Si abbracciò le ginocchia al petto senza rispondergli, trattenendo il respiro, sperando di non essere scoperta.

Passi che procedevano a tentoni, cercando di non inciampare nella Discarica, l'avvisarono che Niels si stava avvicinando.

«Oh, andiamo, Hanne, lo so che sei quaggiù. Ti piace troppo questo posto».

Avevano scoperto quella cava piena di cianfrusaglie soltanto da qualche giorno e l'avevano battezzata "Discarica". Probabilmente era il nascondiglio segreto di qualcuno che era stato lì molto tempo prima di loro.

Hanne buttò fuori l'aria che stava trattenendo. «Mi piace toccare questi oggetti cercando di capire che cosa siano. Magari qua in mezzo si nasconde qualcosa che ci aiuterà a sopravvivere».

Guidato dalla sua voce, Niels l'aveva raggiunta. «O forse vorresti dire che vieni qui perché ti piace ascoltare quella macabra storia».

Si sedette al suo fianco, non ne fu certo finché i loro gomiti si sfiorarono accidentalmente.

«Non è più macabra di quelle che racconta Knud, in cui siamo povere anime destinate a pentirci vagando nel buio eterno».

«Rimango a farti compagnia» le disse, sperando di renderla felice. «Falla partire».

Hanne non se lo fece ripetere e posizionò il dito su uno dei tasti; dopo una lieve pressione udì l'ormai confortante suono del nastro che veniva riavvolto. Chiuse gli occhi di nuovo aspettando che la voce di un uomo misterioso si mettesse a raccontare quella fiaba che aveva iniziato a dominare i suoi sogni.

"Il mio cuore da una lancia d'argento fu trafitto. I miei occhi, da una lama rovente, in eterno accecati. Soldato fui, di scorta alla mia Regina, colei che più d'ogni altra amai, e amo, in vita e in morte. Ora, come uno spettro vago e ciò che ad uccidermi ogni giorno ritorna è il dolore di non poterla mai più vedere. E fine non ha questa pena.

Giovane e bello, gli occhi miei più gelidi del vento a Møns Klint, solo il mio coraggio e la mia spada i miei averi. Fui posto di guardia alla sua porta, e vegliai. E vegliai. Ogni notte vegliai sul suo sonno.

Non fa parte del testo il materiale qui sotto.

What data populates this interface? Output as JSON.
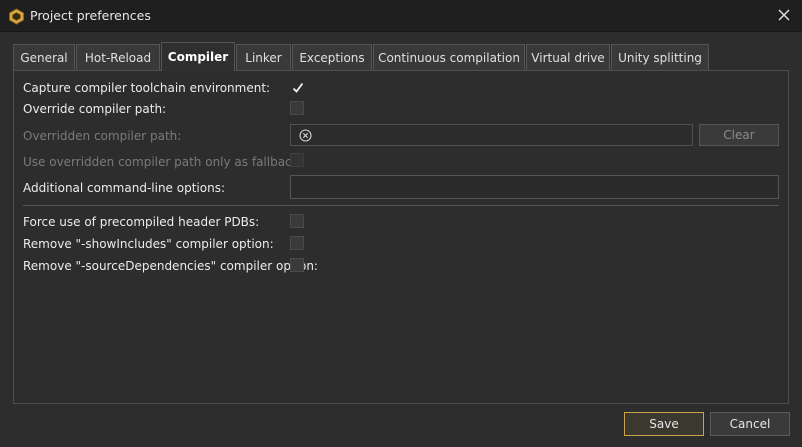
{
  "window": {
    "title": "Project preferences",
    "app_icon": "hexagon-app-icon",
    "close_icon": "close-icon"
  },
  "tabs": [
    {
      "label": "General",
      "active": false
    },
    {
      "label": "Hot-Reload",
      "active": false
    },
    {
      "label": "Compiler",
      "active": true
    },
    {
      "label": "Linker",
      "active": false
    },
    {
      "label": "Exceptions",
      "active": false
    },
    {
      "label": "Continuous compilation",
      "active": false
    },
    {
      "label": "Virtual drive",
      "active": false
    },
    {
      "label": "Unity splitting",
      "active": false
    }
  ],
  "compiler": {
    "capture_toolchain": {
      "label": "Capture compiler toolchain environment:",
      "checked": true
    },
    "override_path": {
      "label": "Override compiler path:",
      "checked": false
    },
    "overridden_path": {
      "label": "Overridden compiler path:",
      "value": "",
      "clear_label": "Clear",
      "enabled": false
    },
    "fallback_only": {
      "label": "Use overridden compiler path only as fallback:",
      "checked": false,
      "enabled": false
    },
    "additional_options": {
      "label": "Additional command-line options:",
      "value": ""
    },
    "force_pch_pdbs": {
      "label": "Force use of precompiled header PDBs:",
      "checked": false
    },
    "remove_show_includes": {
      "label": "Remove \"-showIncludes\" compiler option:",
      "checked": false
    },
    "remove_source_deps": {
      "label": "Remove \"-sourceDependencies\" compiler option:",
      "checked": false
    }
  },
  "footer": {
    "save_label": "Save",
    "cancel_label": "Cancel"
  },
  "colors": {
    "background": "#2d2d2d",
    "titlebar": "#1f1f1f",
    "accent": "#c7a24a"
  }
}
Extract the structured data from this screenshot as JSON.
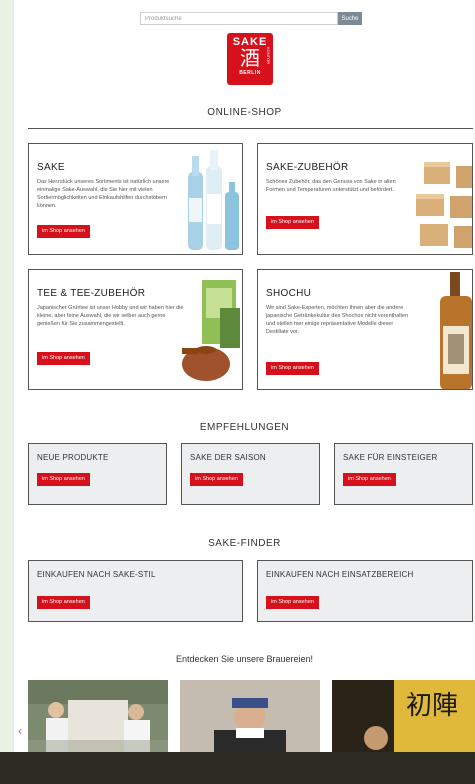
{
  "search": {
    "placeholder": "Produktsuche",
    "button": "Suche"
  },
  "logo": {
    "line1": "SAKE",
    "kanji": "酒",
    "line3": "BERLIN",
    "side": "KONTOR"
  },
  "online_shop": {
    "title": "ONLINE-SHOP",
    "cards": [
      {
        "title": "SAKE",
        "text": "Das Herzstück unseres Sortiments ist natürlich unsere einmalige Sake-Auswahl, die Sie hier mit vielen Sortiermöglichkeiten und Einkaufshilfen durchstöbern können.",
        "button": "im Shop ansehen"
      },
      {
        "title": "SAKE-ZUBEHÖR",
        "text": "Schönes Zubehör, das den Genuss von Sake in allen Formen und Temperaturen unterstützt und befördert.",
        "button": "im Shop ansehen"
      },
      {
        "title": "TEE & TEE-ZUBEHÖR",
        "text": "Japanischer Grüntee ist unser Hobby und wir haben hier die kleine, aber feine Auswahl, die wir selber auch gerne genießen für Sie zusammengestellt.",
        "button": "im Shop ansehen"
      },
      {
        "title": "SHOCHU",
        "text": "Wir sind Sake-Experten, möchten Ihnen aber die andere japanische Getränkekultur des Shochus nicht vorenthalten und stellen hier einige repräsentative Modelle dieser Destillate vor.",
        "button": "im Shop ansehen"
      }
    ]
  },
  "empfehlungen": {
    "title": "EMPFEHLUNGEN",
    "cards": [
      {
        "title": "NEUE PRODUKTE",
        "button": "im Shop ansehen"
      },
      {
        "title": "SAKE DER SAISON",
        "button": "im Shop ansehen"
      },
      {
        "title": "SAKE FÜR EINSTEIGER",
        "button": "im Shop ansehen"
      }
    ]
  },
  "sake_finder": {
    "title": "SAKE-FINDER",
    "cards": [
      {
        "title": "EINKAUFEN NACH SAKE-STIL",
        "button": "im Shop ansehen"
      },
      {
        "title": "EINKAUFEN NACH EINSATZBEREICH",
        "button": "im Shop ansehen"
      }
    ]
  },
  "breweries": {
    "title": "Entdecken Sie unsere Brauereien!",
    "sign_text": "初陣"
  },
  "colors": {
    "accent": "#d7111b",
    "bg": "#e9f1e4"
  }
}
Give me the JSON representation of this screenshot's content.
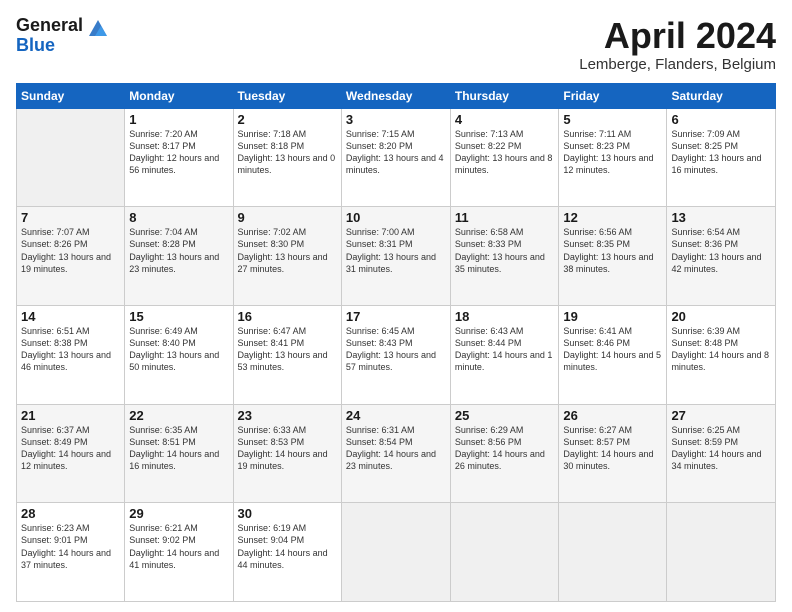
{
  "header": {
    "logo_general": "General",
    "logo_blue": "Blue",
    "month_title": "April 2024",
    "location": "Lemberge, Flanders, Belgium"
  },
  "days_of_week": [
    "Sunday",
    "Monday",
    "Tuesday",
    "Wednesday",
    "Thursday",
    "Friday",
    "Saturday"
  ],
  "weeks": [
    [
      {
        "day": "",
        "sunrise": "",
        "sunset": "",
        "daylight": ""
      },
      {
        "day": "1",
        "sunrise": "Sunrise: 7:20 AM",
        "sunset": "Sunset: 8:17 PM",
        "daylight": "Daylight: 12 hours and 56 minutes."
      },
      {
        "day": "2",
        "sunrise": "Sunrise: 7:18 AM",
        "sunset": "Sunset: 8:18 PM",
        "daylight": "Daylight: 13 hours and 0 minutes."
      },
      {
        "day": "3",
        "sunrise": "Sunrise: 7:15 AM",
        "sunset": "Sunset: 8:20 PM",
        "daylight": "Daylight: 13 hours and 4 minutes."
      },
      {
        "day": "4",
        "sunrise": "Sunrise: 7:13 AM",
        "sunset": "Sunset: 8:22 PM",
        "daylight": "Daylight: 13 hours and 8 minutes."
      },
      {
        "day": "5",
        "sunrise": "Sunrise: 7:11 AM",
        "sunset": "Sunset: 8:23 PM",
        "daylight": "Daylight: 13 hours and 12 minutes."
      },
      {
        "day": "6",
        "sunrise": "Sunrise: 7:09 AM",
        "sunset": "Sunset: 8:25 PM",
        "daylight": "Daylight: 13 hours and 16 minutes."
      }
    ],
    [
      {
        "day": "7",
        "sunrise": "Sunrise: 7:07 AM",
        "sunset": "Sunset: 8:26 PM",
        "daylight": "Daylight: 13 hours and 19 minutes."
      },
      {
        "day": "8",
        "sunrise": "Sunrise: 7:04 AM",
        "sunset": "Sunset: 8:28 PM",
        "daylight": "Daylight: 13 hours and 23 minutes."
      },
      {
        "day": "9",
        "sunrise": "Sunrise: 7:02 AM",
        "sunset": "Sunset: 8:30 PM",
        "daylight": "Daylight: 13 hours and 27 minutes."
      },
      {
        "day": "10",
        "sunrise": "Sunrise: 7:00 AM",
        "sunset": "Sunset: 8:31 PM",
        "daylight": "Daylight: 13 hours and 31 minutes."
      },
      {
        "day": "11",
        "sunrise": "Sunrise: 6:58 AM",
        "sunset": "Sunset: 8:33 PM",
        "daylight": "Daylight: 13 hours and 35 minutes."
      },
      {
        "day": "12",
        "sunrise": "Sunrise: 6:56 AM",
        "sunset": "Sunset: 8:35 PM",
        "daylight": "Daylight: 13 hours and 38 minutes."
      },
      {
        "day": "13",
        "sunrise": "Sunrise: 6:54 AM",
        "sunset": "Sunset: 8:36 PM",
        "daylight": "Daylight: 13 hours and 42 minutes."
      }
    ],
    [
      {
        "day": "14",
        "sunrise": "Sunrise: 6:51 AM",
        "sunset": "Sunset: 8:38 PM",
        "daylight": "Daylight: 13 hours and 46 minutes."
      },
      {
        "day": "15",
        "sunrise": "Sunrise: 6:49 AM",
        "sunset": "Sunset: 8:40 PM",
        "daylight": "Daylight: 13 hours and 50 minutes."
      },
      {
        "day": "16",
        "sunrise": "Sunrise: 6:47 AM",
        "sunset": "Sunset: 8:41 PM",
        "daylight": "Daylight: 13 hours and 53 minutes."
      },
      {
        "day": "17",
        "sunrise": "Sunrise: 6:45 AM",
        "sunset": "Sunset: 8:43 PM",
        "daylight": "Daylight: 13 hours and 57 minutes."
      },
      {
        "day": "18",
        "sunrise": "Sunrise: 6:43 AM",
        "sunset": "Sunset: 8:44 PM",
        "daylight": "Daylight: 14 hours and 1 minute."
      },
      {
        "day": "19",
        "sunrise": "Sunrise: 6:41 AM",
        "sunset": "Sunset: 8:46 PM",
        "daylight": "Daylight: 14 hours and 5 minutes."
      },
      {
        "day": "20",
        "sunrise": "Sunrise: 6:39 AM",
        "sunset": "Sunset: 8:48 PM",
        "daylight": "Daylight: 14 hours and 8 minutes."
      }
    ],
    [
      {
        "day": "21",
        "sunrise": "Sunrise: 6:37 AM",
        "sunset": "Sunset: 8:49 PM",
        "daylight": "Daylight: 14 hours and 12 minutes."
      },
      {
        "day": "22",
        "sunrise": "Sunrise: 6:35 AM",
        "sunset": "Sunset: 8:51 PM",
        "daylight": "Daylight: 14 hours and 16 minutes."
      },
      {
        "day": "23",
        "sunrise": "Sunrise: 6:33 AM",
        "sunset": "Sunset: 8:53 PM",
        "daylight": "Daylight: 14 hours and 19 minutes."
      },
      {
        "day": "24",
        "sunrise": "Sunrise: 6:31 AM",
        "sunset": "Sunset: 8:54 PM",
        "daylight": "Daylight: 14 hours and 23 minutes."
      },
      {
        "day": "25",
        "sunrise": "Sunrise: 6:29 AM",
        "sunset": "Sunset: 8:56 PM",
        "daylight": "Daylight: 14 hours and 26 minutes."
      },
      {
        "day": "26",
        "sunrise": "Sunrise: 6:27 AM",
        "sunset": "Sunset: 8:57 PM",
        "daylight": "Daylight: 14 hours and 30 minutes."
      },
      {
        "day": "27",
        "sunrise": "Sunrise: 6:25 AM",
        "sunset": "Sunset: 8:59 PM",
        "daylight": "Daylight: 14 hours and 34 minutes."
      }
    ],
    [
      {
        "day": "28",
        "sunrise": "Sunrise: 6:23 AM",
        "sunset": "Sunset: 9:01 PM",
        "daylight": "Daylight: 14 hours and 37 minutes."
      },
      {
        "day": "29",
        "sunrise": "Sunrise: 6:21 AM",
        "sunset": "Sunset: 9:02 PM",
        "daylight": "Daylight: 14 hours and 41 minutes."
      },
      {
        "day": "30",
        "sunrise": "Sunrise: 6:19 AM",
        "sunset": "Sunset: 9:04 PM",
        "daylight": "Daylight: 14 hours and 44 minutes."
      },
      {
        "day": "",
        "sunrise": "",
        "sunset": "",
        "daylight": ""
      },
      {
        "day": "",
        "sunrise": "",
        "sunset": "",
        "daylight": ""
      },
      {
        "day": "",
        "sunrise": "",
        "sunset": "",
        "daylight": ""
      },
      {
        "day": "",
        "sunrise": "",
        "sunset": "",
        "daylight": ""
      }
    ]
  ]
}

Mai nessuno vidi entrare, mai nessuno uscire; sola, la Regina nelle sue stanze ogni notte cantava. E diceva, quel canto, di fiori del Sud, di conchiglie, di un caldo mare che il cuor mio ogni sera lambiva. E diceva, quel canto, di armonie intonate da tristi Regine ogni sera, e di giovani Re invano attesi."

«Non è dolcissimo?» sospirò sognante Hanne, quasi fosse una bambina innamorata.

«Sì, sì» la prese in giro Niels, cercando di farle il verso.